Eighty-percent of Oregonians in every region of the state, from Medford to Portland to Baker City, say public education is an important service. It’s the one service that a majority says is “very important.”
It’s a message state Deputy Superintendent Rob Saxton, appreciates.
“I think that’s affirming certainly, and I think people are recognizing that your educational attainment is the greatest predictor now of your opportunity to be financially successful,” Saxton said.
Oregonians also agree on what they want improved. More than 80 percent want more civics and financial education. And 90 percent want parents to be more involved in their kids’ education.
But do people think those improvements are going to happen? In a word: No.
On parent involvement, civics education and financial training, only 20 to 26 percent think improvements are “likely to occur.”
DHM Research founding principal Adam Davis said the pessimism also showed up in responses to a basic question about whether people of different backgrounds can find common ground to solve a range of problems.
“Desirability? 84 percent,” Davis said. “Likelihood? 42 percent.”
Davis said he’s finding more pessimism and less trust of government than in previous ten-year surveys. “We’re hearing more about that today, and that takes some of the air out of education.”

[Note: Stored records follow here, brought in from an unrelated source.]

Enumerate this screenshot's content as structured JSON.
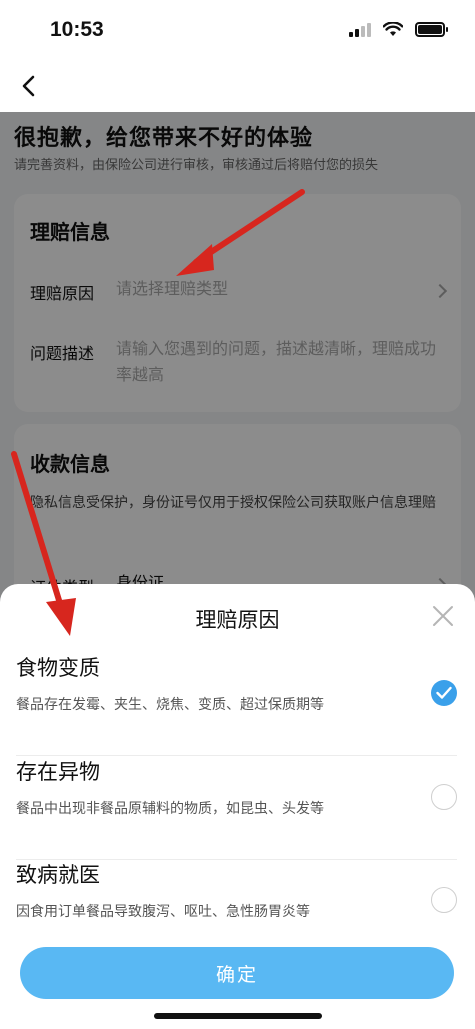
{
  "status_bar": {
    "time": "10:53"
  },
  "page": {
    "apology_title": "很抱歉，给您带来不好的体验",
    "apology_subtitle": "请完善资料，由保险公司进行审核，审核通过后将赔付您的损失",
    "claim_card": {
      "title": "理赔信息",
      "reason_label": "理赔原因",
      "reason_placeholder": "请选择理赔类型",
      "desc_label": "问题描述",
      "desc_placeholder": "请输入您遇到的问题，描述越清晰，理赔成功率越高"
    },
    "payment_card": {
      "title": "收款信息",
      "privacy_note": "隐私信息受保护，身份证号仅用于授权保险公司获取账户信息理赔",
      "id_type_label": "证件类型",
      "id_type_value": "身份证"
    }
  },
  "sheet": {
    "title": "理赔原因",
    "options": [
      {
        "title": "食物变质",
        "desc": "餐品存在发霉、夹生、烧焦、变质、超过保质期等",
        "selected": true
      },
      {
        "title": "存在异物",
        "desc": "餐品中出现非餐品原辅料的物质，如昆虫、头发等",
        "selected": false
      },
      {
        "title": "致病就医",
        "desc": "因食用订单餐品导致腹泻、呕吐、急性肠胃炎等",
        "selected": false
      }
    ],
    "confirm_label": "确定"
  },
  "icons": {
    "back": "back-arrow-icon",
    "close": "close-icon",
    "check": "checkmark-icon",
    "wifi": "wifi-icon",
    "signal": "signal-icon",
    "battery": "battery-icon"
  },
  "colors": {
    "accent": "#3aa0ea",
    "confirm_button": "#59b8f3",
    "annotation_arrow": "#d7261e"
  }
}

Saxton suggested that past reform efforts may be turning people off, too. But Saxton said the state saw benefits from Oregon’s graduation certificates of the 1990’s and the federal No Child Left Behind law.
“As an educator, when I look at them, I see some things that really moved us down the road, and that the amount of learning that our students have, as compared prior to 1990, is significantly higher,” he said.
DHM’s last “values survey” was in 2002. Oregon’s economy had stalled in the wake of the 9/11 terrorist attack, and education activists were trying to avoid budget cuts.
Portland school board member Bobbie Regan was in the thick of it.
“Back then, I was one of the founders of the group called HOPE - Help Out Public Education,” Regan said. “And it was an enormously exciting time - parents marching across bridges, looking for bridge funding to get us through the next financial crisis. And again, we’ve taken an unfortunate deep cut as a nation in terms of our resources. But I am still full of hope.”
Regan said she hears a mix of pessimism and hope about public schools. She says Oregonians may not realize how students learn civics through service learning and constitution teams, or how parent engagement is changing with more grandparents and foreign language speaking families.
Regan has a suggestion for the pessimists in Portland: Come to the sparsely-attended meetings to design four brand-new public schools.
“This is the first time in 40, 50 years that Portland has built a new high school,” Regan said. “It’s such an incredible opportunity. And I wish that people would take the opportunity to come out and talk to us about what they envision for these future high schools, because they won’t look like the high schools we have now.”
Oregon is overhauling public education from early childhood through college.
The results from the new survey suggest people have doubts about government’s ability to deliver on far less ambitious efforts.
School leaders, like Bobbie Regan and Rob Saxton, say when they’re able to really talk to people about proposals for schools, Oregonians see the value.